As yet, there has been no need for an official distribution mechanism for refugees from Ukraine: Poland and Ukraine's other neighboring countries have not yet submitted any requests to resettle anyone, according to the German Interior Ministry.
"Poland is taking in refugees and doing it in an excellent way," Faeser said. "We are now trying to support Poland logistically."
All this sounded quite different a few weeks ago, when Poland began building fortifications on its border with Belarus to keep refugees and asylum-seekers from Iraq and Afghanistan, or other migrants, from entering. The Polish government refused to grant asylum to these refugees, partly because Belarusian leader Alexander Lukashenko was reportedly transporting them to the border deliberately, and then leaving many to hold out in a no man's land for weeks in the cold.
Now things are different. The EU has no problems with those entering from Ukraine, because as a regular rule, Ukrainians can stay in the EU for 90 days without a visa. "But we must be prepared for Day 91," warned Johansson.

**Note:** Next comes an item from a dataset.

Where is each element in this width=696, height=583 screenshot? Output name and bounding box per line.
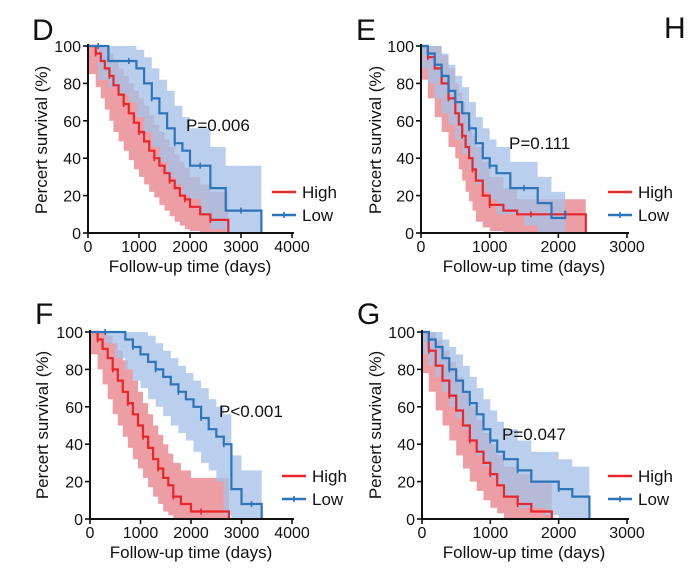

That's why, for the first time, the EU will use a "temporary mass protection" law to extend refugees' residency status without having to go through complex asylum procedures. This protection directive, brought in following the wars in the former Yugoslavia in the 1990s, has existed in 2015 but had not yet been applied.
But for Lithuanian Interior Minister Agne Bilotaite, the EU measures agreed on Sunday do not go far enough. She wants a fixed distribution mechanism for refugees from Ukraine, which she thinks the European Commission in Brussels should organize. "You also need a resettlement mechanism to get the wounded, women and children out of Ukraine." She argued that preparations must be made now for the next weeks. Europe's interior ministers will meet again on Thursday.
This article was originally written in German.